When we build applications on a singleton server things are very simple. But then we need to start scaling out (usually better approach than scaling up) and we need to worry about session state management. Here is a great article by Justin Weiss and video of his talk on Rails sessions.

Sticky sessions

The simplest thing on AWS Elastic Load Balancer is to enable sticky sessions. ELB will create a cookie and the next time the request comes back it will be sent to the same EC2 instance as before.

The downside is that if we need to take server out of the load balancer to do maintenance / deploy code there could still be users on it. To help with that we need to use dedicated state server or DB to store session info.

Redis

In Ruby on Rails applications we can enable Redis session storage using redis-rails.

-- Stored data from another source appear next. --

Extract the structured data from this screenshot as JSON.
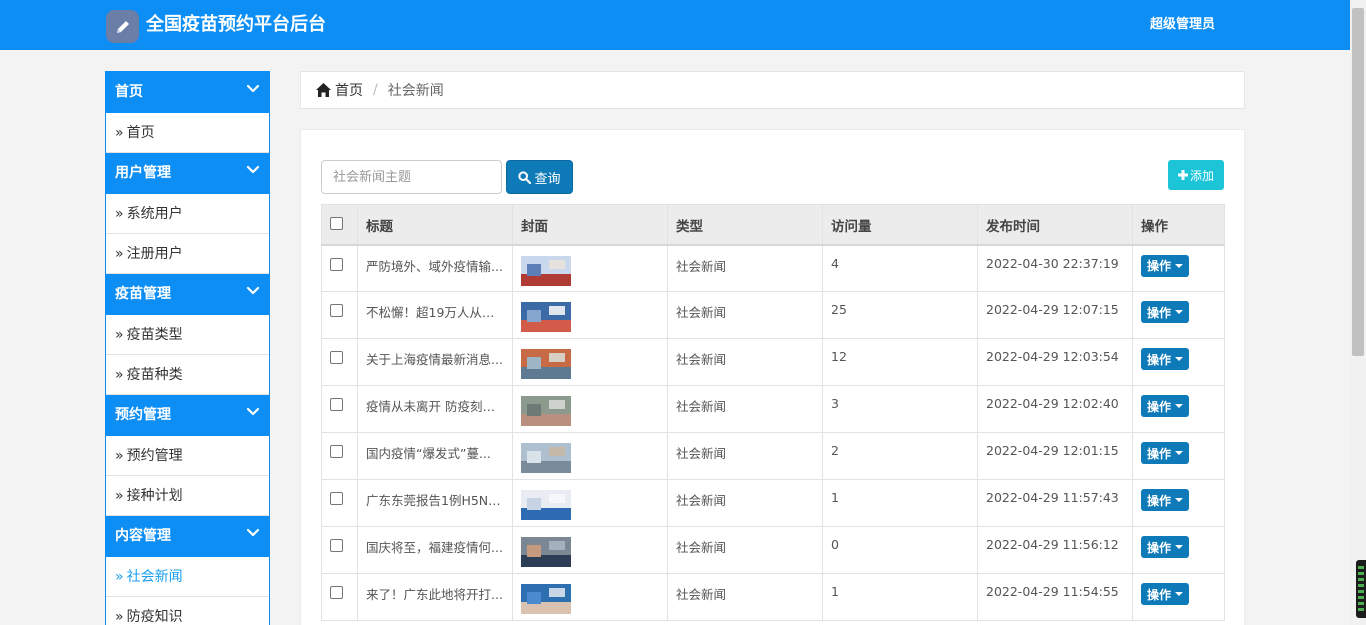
{
  "header": {
    "app_title": "全国疫苗预约平台后台",
    "user": "超级管理员",
    "logo_icon": "pencil-icon"
  },
  "sidebar": {
    "groups": [
      {
        "label": "首页",
        "items": [
          "首页"
        ]
      },
      {
        "label": "用户管理",
        "items": [
          "系统用户",
          "注册用户"
        ]
      },
      {
        "label": "疫苗管理",
        "items": [
          "疫苗类型",
          "疫苗种类"
        ]
      },
      {
        "label": "预约管理",
        "items": [
          "预约管理",
          "接种计划"
        ]
      },
      {
        "label": "内容管理",
        "items": [
          "社会新闻",
          "防疫知识"
        ]
      }
    ],
    "active_item": "社会新闻",
    "item_prefix": "»"
  },
  "breadcrumb": {
    "home": "首页",
    "current": "社会新闻"
  },
  "toolbar": {
    "search_placeholder": "社会新闻主题",
    "search_label": "查询",
    "add_label": "添加"
  },
  "table": {
    "columns": [
      "标题",
      "封面",
      "类型",
      "访问量",
      "发布时间",
      "操作"
    ],
    "rows": [
      {
        "title": "严防境外、域外疫情输...",
        "type": "社会新闻",
        "visits": "4",
        "time": "2022-04-30 22:37:19",
        "action": "操作"
      },
      {
        "title": "不松懈！超19万人从福...",
        "type": "社会新闻",
        "visits": "25",
        "time": "2022-04-29 12:07:15",
        "action": "操作"
      },
      {
        "title": "关于上海疫情最新消息...",
        "type": "社会新闻",
        "visits": "12",
        "time": "2022-04-29 12:03:54",
        "action": "操作"
      },
      {
        "title": "疫情从未离开 防疫刻不...",
        "type": "社会新闻",
        "visits": "3",
        "time": "2022-04-29 12:02:40",
        "action": "操作"
      },
      {
        "title": "国内疫情“爆发式”蔓...",
        "type": "社会新闻",
        "visits": "2",
        "time": "2022-04-29 12:01:15",
        "action": "操作"
      },
      {
        "title": "广东东莞报告1例H5N6...",
        "type": "社会新闻",
        "visits": "1",
        "time": "2022-04-29 11:57:43",
        "action": "操作"
      },
      {
        "title": "国庆将至，福建疫情何...",
        "type": "社会新闻",
        "visits": "0",
        "time": "2022-04-29 11:56:12",
        "action": "操作"
      },
      {
        "title": "来了！广东此地将开打...",
        "type": "社会新闻",
        "visits": "1",
        "time": "2022-04-29 11:54:55",
        "action": "操作"
      }
    ]
  },
  "colors": {
    "primary": "#0d8ef5",
    "button": "#0e7ab8",
    "add": "#1cc4d8",
    "active_link": "#1a9ff0"
  }
}
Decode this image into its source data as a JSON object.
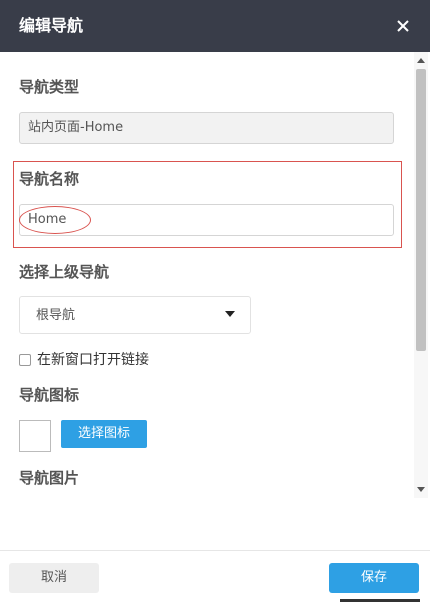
{
  "dialog": {
    "title": "编辑导航",
    "close_icon": "close-icon"
  },
  "form": {
    "nav_type_label": "导航类型",
    "nav_type_value": "站内页面-Home",
    "nav_name_label": "导航名称",
    "nav_name_value": "Home",
    "parent_nav_label": "选择上级导航",
    "parent_nav_value": "根导航",
    "open_new_window_label": "在新窗口打开链接",
    "open_new_window_checked": false,
    "nav_icon_label": "导航图标",
    "choose_icon_label": "选择图标",
    "nav_image_label": "导航图片"
  },
  "footer": {
    "cancel_label": "取消",
    "save_label": "保存"
  },
  "colors": {
    "header_bg": "#393d49",
    "primary": "#2ea0e4",
    "highlight": "#d9534f"
  }
}
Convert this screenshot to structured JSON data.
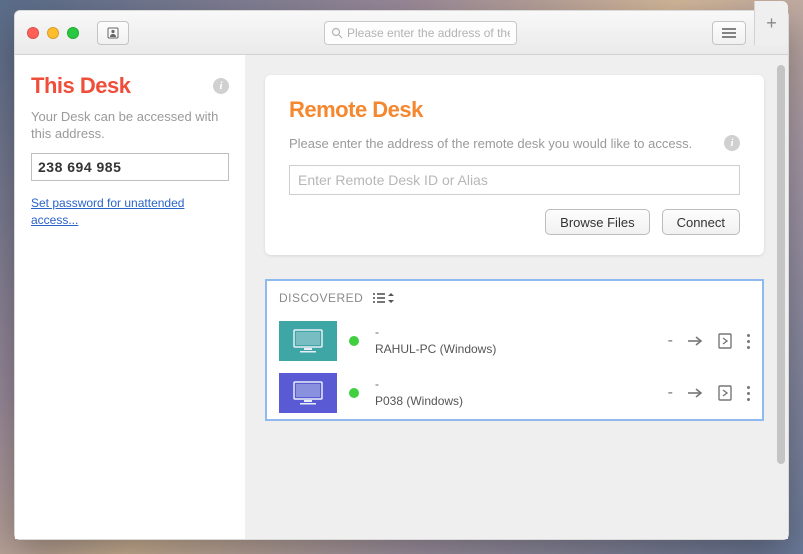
{
  "titlebar": {
    "search_placeholder": "Please enter the address of the remote desk you would like to access."
  },
  "sidebar": {
    "title": "This Desk",
    "desc": "Your Desk can be accessed with this address.",
    "address": "238 694 985",
    "set_password_link": "Set password for unattended access..."
  },
  "remote": {
    "title": "Remote Desk",
    "desc": "Please enter the address of the remote desk you would like to access.",
    "input_placeholder": "Enter Remote Desk ID or Alias",
    "browse_label": "Browse Files",
    "connect_label": "Connect"
  },
  "discovered": {
    "header": "DISCOVERED",
    "items": [
      {
        "alias": "-",
        "name": "RAHUL-PC (Windows)",
        "status_text": "-",
        "thumb": "teal"
      },
      {
        "alias": "-",
        "name": "P038 (Windows)",
        "status_text": "-",
        "thumb": "purple"
      }
    ]
  }
}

# config/environments/development.rb
config.redis_host = 'localhost'
# config/initializers/session_store.rb
AppName::Application.config.session_store :redis_store, {
  servers: [
    { host: Rails.application.config.redis_host,
    port: 6379, db: 0, namespace: "session" },
  ],
  expire_after: 1.day
}
# data in Redis
{"db":0,"key":"session:63f3a232ca05b895b0d9adb1b292903e","ttl":7192,
  "type":"string","value":"...","size":138}

Redis will purge the data after one day with TTL.

Mongo

We have been using this approach for a couple of years with mongo_session_store-rails4 gem.

# config/initializers/session_store.rb
Rails.application.config.session_store :mongoid_store
MongoSessionStore.collection_name = "sessions"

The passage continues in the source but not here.